The coronavirus, which has killed nearly 5,000 people in Illinois, has roughly tripled — and on some days, quadrupled — the case load for the county’s pathologists.
Cook County — and Illinois — reported its first case of the coronavirus on Jan. 24, and its first death, a 61-year-old South Side woman, on March 16.
But non-coronavirus deaths, specifically overdoses and homicides, also have increased in 2020.
The medical examiner’s office could not explain why there’s been an increase in opioid overdoses.
In 2019, the office saw 20 to 25 overdoses or homicides a day. Now it can be more than 100 cases per day, Medical Examiner Dr. Ponni Arunkumar said.
“We’re used to dealing with death here — it’s our life’s work — but we’ll never be used to the tragedy that each death represents,” Arunkumar said. “While we concentrate on our mission to establish the cause and manner of death for cases that fall under our jurisdiction, we do not believe that these deaths had to occur. The deaths we deal with in our office are by and large preventable.”
Whether linked to the coronavirus or not, the majority of deaths are preventable through education and other measures, a spokeswoman for the office said in a statement.
“The office believes that the more data they can gather and provide to partners in public health, health care and law enforcement, the more likely we are to be able to work to prevent those deaths in the future,” the spokeswoman said.

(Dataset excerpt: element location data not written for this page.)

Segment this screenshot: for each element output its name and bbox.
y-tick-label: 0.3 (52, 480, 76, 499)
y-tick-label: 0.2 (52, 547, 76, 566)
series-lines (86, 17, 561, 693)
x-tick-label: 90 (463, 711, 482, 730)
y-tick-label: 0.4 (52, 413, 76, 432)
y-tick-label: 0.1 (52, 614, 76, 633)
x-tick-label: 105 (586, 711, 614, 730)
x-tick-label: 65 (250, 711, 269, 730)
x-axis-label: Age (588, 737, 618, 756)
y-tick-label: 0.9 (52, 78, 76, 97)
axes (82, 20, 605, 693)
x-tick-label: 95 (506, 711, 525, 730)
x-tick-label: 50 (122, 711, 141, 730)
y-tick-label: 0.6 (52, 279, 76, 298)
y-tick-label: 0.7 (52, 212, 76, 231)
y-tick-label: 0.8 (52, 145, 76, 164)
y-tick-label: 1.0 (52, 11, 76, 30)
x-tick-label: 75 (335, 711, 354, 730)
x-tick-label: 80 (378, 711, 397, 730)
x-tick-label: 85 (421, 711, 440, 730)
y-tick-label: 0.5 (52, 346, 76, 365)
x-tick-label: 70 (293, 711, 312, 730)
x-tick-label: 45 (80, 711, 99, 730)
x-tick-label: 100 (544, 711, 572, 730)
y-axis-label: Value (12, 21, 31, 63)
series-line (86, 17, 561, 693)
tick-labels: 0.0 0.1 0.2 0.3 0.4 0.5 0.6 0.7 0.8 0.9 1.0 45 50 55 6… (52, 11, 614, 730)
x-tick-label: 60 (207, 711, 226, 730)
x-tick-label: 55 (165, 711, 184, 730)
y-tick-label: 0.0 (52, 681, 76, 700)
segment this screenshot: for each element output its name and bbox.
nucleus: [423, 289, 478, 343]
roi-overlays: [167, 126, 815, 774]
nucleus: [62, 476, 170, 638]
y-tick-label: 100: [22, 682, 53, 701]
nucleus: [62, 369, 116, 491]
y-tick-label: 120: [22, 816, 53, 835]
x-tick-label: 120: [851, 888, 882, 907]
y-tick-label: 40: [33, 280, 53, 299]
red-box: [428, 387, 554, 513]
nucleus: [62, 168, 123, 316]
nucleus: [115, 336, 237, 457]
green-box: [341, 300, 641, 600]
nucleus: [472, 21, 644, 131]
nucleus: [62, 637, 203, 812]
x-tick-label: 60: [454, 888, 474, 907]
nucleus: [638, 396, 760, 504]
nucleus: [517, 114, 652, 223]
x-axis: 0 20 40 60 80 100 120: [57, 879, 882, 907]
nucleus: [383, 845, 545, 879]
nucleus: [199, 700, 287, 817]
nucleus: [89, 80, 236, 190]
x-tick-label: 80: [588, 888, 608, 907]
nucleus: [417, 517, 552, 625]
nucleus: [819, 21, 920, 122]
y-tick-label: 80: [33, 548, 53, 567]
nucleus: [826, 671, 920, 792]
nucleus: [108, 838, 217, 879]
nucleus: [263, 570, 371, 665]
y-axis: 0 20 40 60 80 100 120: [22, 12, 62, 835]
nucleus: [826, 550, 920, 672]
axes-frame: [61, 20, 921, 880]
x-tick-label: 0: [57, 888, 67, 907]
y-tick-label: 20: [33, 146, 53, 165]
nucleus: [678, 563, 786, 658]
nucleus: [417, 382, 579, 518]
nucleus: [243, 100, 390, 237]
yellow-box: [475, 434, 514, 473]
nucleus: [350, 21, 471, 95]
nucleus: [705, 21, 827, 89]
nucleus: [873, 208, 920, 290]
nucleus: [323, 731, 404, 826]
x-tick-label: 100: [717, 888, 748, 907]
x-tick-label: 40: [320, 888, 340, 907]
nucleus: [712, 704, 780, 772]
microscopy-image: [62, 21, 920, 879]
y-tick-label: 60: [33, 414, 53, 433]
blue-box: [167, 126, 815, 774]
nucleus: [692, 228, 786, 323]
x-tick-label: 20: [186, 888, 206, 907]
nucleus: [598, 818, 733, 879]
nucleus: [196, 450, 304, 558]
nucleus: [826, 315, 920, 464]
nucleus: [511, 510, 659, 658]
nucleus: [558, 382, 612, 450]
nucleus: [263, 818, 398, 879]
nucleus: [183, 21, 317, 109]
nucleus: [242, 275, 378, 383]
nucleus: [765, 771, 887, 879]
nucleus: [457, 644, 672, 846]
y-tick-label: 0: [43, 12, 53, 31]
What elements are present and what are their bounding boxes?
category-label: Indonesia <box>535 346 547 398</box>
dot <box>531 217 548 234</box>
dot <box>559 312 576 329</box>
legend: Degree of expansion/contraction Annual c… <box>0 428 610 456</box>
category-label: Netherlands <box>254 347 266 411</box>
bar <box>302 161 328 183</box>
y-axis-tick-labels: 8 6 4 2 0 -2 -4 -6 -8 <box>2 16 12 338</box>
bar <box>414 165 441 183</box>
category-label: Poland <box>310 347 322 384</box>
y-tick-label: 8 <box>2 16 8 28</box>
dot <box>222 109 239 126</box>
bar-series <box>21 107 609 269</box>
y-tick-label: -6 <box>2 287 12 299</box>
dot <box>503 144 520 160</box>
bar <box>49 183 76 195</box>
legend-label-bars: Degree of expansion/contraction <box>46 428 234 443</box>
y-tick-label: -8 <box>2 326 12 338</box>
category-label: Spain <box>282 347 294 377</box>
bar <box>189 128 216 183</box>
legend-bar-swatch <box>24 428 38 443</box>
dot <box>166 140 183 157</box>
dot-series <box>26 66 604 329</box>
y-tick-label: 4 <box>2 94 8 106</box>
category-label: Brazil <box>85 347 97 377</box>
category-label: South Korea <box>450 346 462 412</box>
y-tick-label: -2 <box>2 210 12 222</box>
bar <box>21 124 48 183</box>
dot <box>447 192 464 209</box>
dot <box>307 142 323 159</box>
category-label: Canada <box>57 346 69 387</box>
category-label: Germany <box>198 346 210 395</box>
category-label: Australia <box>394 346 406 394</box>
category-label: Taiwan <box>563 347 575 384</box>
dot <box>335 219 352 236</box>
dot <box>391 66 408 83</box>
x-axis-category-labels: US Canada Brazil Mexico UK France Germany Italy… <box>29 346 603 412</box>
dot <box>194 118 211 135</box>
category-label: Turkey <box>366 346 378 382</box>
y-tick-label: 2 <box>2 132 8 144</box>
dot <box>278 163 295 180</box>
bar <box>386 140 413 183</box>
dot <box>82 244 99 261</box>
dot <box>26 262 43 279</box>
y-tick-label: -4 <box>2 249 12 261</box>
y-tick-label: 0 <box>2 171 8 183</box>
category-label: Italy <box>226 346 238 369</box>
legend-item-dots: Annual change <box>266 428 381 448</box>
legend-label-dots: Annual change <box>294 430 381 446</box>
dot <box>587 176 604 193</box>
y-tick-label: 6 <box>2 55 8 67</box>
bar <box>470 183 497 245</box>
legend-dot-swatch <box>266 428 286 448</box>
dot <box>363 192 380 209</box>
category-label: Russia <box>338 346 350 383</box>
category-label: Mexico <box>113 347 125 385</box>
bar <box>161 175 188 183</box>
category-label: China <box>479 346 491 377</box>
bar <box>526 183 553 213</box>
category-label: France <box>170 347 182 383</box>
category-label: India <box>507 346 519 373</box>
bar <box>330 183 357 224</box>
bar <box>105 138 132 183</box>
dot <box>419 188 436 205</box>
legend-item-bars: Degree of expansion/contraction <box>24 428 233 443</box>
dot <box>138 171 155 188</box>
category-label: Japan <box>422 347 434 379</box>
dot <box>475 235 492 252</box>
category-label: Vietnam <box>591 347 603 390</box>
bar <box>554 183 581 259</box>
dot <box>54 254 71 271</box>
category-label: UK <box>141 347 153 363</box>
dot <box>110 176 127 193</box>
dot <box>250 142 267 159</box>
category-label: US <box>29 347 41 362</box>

The office’s increased caseload has meant longer shifts for many employees. The county’s surge center, which was opened in preparation for coronavirus deaths, has held about 350 people — the daily count can be anywhere between 120 and 150 bodies.
The office is also still reviewing 35 cases from Nov. 1 to mid-April to see if those deaths, attributed to pneumonia and heart attack, could be linked to COVID-19. If connections to the virus are found, that could mean the county’s first confirmed coronavirus death was earlier than previously reported.
The medical examiner’s office is also looking to see if coronavirus played a factor in the deaths of those who had flu-like symptoms.
Depending on the results, the office could expand its review and start analyzing cases as far back as September, Arunkumar said.